Trump's team have launched several legal challenges - seeking even to stop the vote-count.
Trump ex-aide 'to head legal battle'
As Team Trump prepares to launch a slew of legal challenges to election results, they are expected to name David Bossie, the president's 2016 deputy campaign manager, to lead the fight, NBC and the New York Times report.
Bossie is a seasoned hand at political fighting. Since 2000, he has been president of the lobby group Citizens United. Under his watch, that conservative group secured a landmark Supreme Court ruling granting corporations the same free-speech rights as individuals - and saying these rights could be exercised through political donations.
It had been reported that the president's close circle of advisers were looking for someone to lead their legal challenge. The team were said to want someone like James Baker, a lawyer and senior Republican figure who led the George W Bush team in the 2000 Florida recount.
Bossie is not a lawyer - he dropped out of university to get a head start in politics - but he has all the characteristics the Trump camp seems to appreciate: outspokenness, pugnaciousness and a flare for messaging.
He briefly fell out with the Trump camp last year over a funding scandal - but, if reports prove correct - would seem to be back in the fold.
Biden to speak Friday night
Joe Biden is planning to address the nation tonight in Delaware about his growing lead — even if news outlets have yet to project him the winner, according to people familiar with his plans, CBS News reported.
Aides spent Friday making preliminary plans for him to speak on Friday night on the presumption that he would be over the 270 electoral votes needed to clinch the White House. But now, one aide familiar with Biden's remarks tonight says the former vice president will speak out "not to declare victory but to give the kind of update he's done previously — with even more enthusiasm. Last time he was before the press he trailed in Georgia, he trailed in Pennsylvania, he had a single digit lead in Nevada. But now, with Biden holding the advantage in those states, Biden plans to tout more progress."
The people familiar with Biden's plans requested anonymity because they weren't authorized to speak publicly about the matter.
Biden leading by more than 4,000 votes in Georgia
More results have come in from Georgia, with Biden now ahead by more than 4,200 votes, BBC reported.

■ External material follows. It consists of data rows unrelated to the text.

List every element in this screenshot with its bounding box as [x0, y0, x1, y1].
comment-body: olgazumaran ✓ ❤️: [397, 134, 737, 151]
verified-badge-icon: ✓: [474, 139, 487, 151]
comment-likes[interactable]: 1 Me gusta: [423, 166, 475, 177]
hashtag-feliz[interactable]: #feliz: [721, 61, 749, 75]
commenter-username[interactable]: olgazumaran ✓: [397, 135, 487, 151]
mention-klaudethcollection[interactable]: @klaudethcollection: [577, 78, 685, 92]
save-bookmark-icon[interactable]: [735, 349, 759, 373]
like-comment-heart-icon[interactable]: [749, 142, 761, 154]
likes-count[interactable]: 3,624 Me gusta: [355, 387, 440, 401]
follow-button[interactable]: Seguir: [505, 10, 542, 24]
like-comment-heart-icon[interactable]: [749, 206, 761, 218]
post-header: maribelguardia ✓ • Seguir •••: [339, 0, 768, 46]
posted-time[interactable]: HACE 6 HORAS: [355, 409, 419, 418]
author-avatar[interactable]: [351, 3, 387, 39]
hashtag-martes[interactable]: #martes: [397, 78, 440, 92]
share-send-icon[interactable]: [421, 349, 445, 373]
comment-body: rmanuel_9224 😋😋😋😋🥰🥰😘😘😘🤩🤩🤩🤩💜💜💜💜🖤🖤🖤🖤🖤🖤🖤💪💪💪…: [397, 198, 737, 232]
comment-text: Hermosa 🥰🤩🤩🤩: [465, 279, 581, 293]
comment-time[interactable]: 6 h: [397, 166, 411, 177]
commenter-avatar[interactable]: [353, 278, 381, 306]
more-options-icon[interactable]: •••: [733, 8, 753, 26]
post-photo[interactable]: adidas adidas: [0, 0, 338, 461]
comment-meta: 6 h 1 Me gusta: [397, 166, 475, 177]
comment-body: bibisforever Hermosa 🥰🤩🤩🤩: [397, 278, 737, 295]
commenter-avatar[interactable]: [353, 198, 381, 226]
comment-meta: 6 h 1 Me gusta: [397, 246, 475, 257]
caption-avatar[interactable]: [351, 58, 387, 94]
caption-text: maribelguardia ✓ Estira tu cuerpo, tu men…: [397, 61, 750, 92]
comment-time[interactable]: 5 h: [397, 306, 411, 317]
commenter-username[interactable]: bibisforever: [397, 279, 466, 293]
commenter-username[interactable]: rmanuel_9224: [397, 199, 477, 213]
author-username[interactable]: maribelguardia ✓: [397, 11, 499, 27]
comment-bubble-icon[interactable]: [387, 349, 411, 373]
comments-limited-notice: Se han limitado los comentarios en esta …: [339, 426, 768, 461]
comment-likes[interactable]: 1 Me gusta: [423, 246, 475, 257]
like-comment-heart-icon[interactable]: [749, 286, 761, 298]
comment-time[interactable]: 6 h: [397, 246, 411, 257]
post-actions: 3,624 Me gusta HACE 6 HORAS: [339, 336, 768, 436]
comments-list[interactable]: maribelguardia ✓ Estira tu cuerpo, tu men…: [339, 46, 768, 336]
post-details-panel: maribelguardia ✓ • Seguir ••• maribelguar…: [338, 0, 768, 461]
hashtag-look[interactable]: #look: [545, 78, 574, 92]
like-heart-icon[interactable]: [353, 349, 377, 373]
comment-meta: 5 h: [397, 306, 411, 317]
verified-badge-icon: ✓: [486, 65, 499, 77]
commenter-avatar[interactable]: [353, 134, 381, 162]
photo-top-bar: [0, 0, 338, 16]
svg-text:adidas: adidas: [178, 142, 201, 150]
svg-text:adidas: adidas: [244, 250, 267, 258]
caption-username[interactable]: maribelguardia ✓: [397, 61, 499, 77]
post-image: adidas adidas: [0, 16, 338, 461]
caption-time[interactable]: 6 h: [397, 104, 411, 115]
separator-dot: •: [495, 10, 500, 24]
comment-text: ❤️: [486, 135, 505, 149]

The new figures came after more than 7,000 votes were received from Gwinnett County, near Atlanta.
That doesn't leave us much closer to a final result in Georgia, however - thousands of military postal votes could still be counted, as long as they have a postmark of 3 November and arrive by the end of Friday.
And officials have already said they will hold a recount as the race is so tight in the state, which has 16 electoral votes.